Death of Achilles, Villa Reale, Milan
Louis Case, at American Thinker, points out that the complicated Machiavellian shenanigans needed to get Obamacare through Congress inevitably include the potential legal seed of the destruction of the entire bill.
Virginia’s lawsuit argues that the federal government has no constitutional authority to require individuals to purchase health insurance policies.
Virginia is asserting that certain portions (that is, the personal mandate) of ObamaCare are unconstitutional. If Virginia prevails, it leaves the question of what happens to the rest of the ObamaCare statute. This is where the concept of severance comes in. Normally, all comprehensive laws contain a boilerplate severance clause: it says that if any portion of the law is found to be unconstitutional, that portion is severed from the rest of the law — that is, the rest of the law stands.
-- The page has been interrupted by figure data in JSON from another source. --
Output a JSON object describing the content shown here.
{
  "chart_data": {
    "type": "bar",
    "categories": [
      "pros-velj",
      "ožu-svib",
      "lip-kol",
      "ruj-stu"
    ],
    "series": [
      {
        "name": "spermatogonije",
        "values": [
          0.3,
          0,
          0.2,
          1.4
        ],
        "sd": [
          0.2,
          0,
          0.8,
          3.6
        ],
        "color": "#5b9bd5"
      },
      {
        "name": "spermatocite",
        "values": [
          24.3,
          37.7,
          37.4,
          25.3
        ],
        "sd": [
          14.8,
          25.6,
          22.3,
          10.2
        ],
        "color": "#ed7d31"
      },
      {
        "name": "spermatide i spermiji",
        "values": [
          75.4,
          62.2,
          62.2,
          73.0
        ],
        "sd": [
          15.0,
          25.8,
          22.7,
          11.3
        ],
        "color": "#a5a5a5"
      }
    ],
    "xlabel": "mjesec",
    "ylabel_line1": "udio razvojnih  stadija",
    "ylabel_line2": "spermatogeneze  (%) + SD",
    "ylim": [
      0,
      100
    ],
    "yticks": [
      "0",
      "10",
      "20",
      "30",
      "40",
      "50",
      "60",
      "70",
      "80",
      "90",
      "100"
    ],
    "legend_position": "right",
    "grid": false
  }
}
But ObamaCare contains no severance clause. Virginia is asserting that if it prevails on its substantive claims, the whole law is unconstitutional. (If Virginia does not prevail, any one of the twenty-plus legal challenges have the same severance argument available.)
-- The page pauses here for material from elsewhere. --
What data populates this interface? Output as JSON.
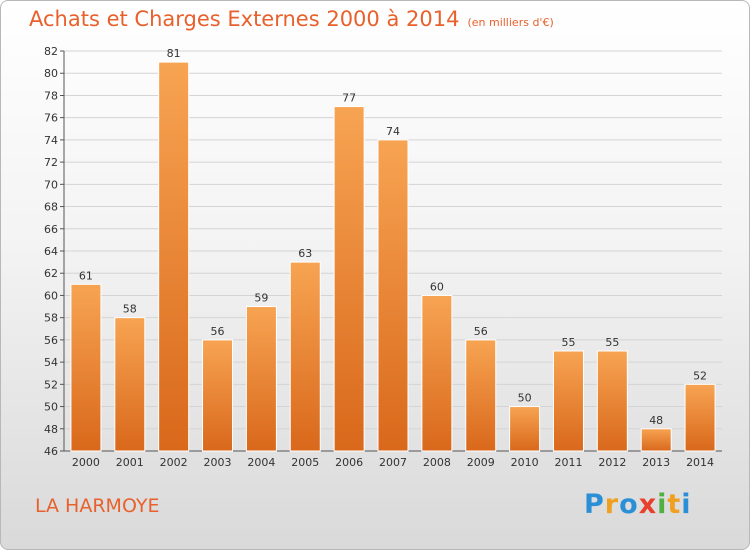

If a severance clause is normal boilerplate, why does not ObamaCare contain one? This is where Scott Brown’s election enters. Recall that the House passed its version of ObamaCare. On Christmas Eve, after much horsetrading and bribing, the Senate passed its version. The Senate version was not drafted to be in its final form; it was drafted to get 60 votes. Normally, these bills would be reconciled in a conference committee, and the final version would have to be voted on again with 60 votes in the Senate. However, before it could be sent to conference and reconciled, Scott Brown won in Massachusetts — a reconciled bill could no longer get 60 votes! That is why the House had to vote up or down on the Senate bill, which was basically a draft without the normal boilerplate inserted.
As Virginia argued in its Memorandum (Pages 24 to 28), the presence of a severance clause raises a presumption that Congress did not intend the whole statute to depend on the constitutionality of any particular clause. But with no severance clause, they are not entitled to that presumption. A court cannot sever the offending clause on its own if the statute would not function as Congress intended.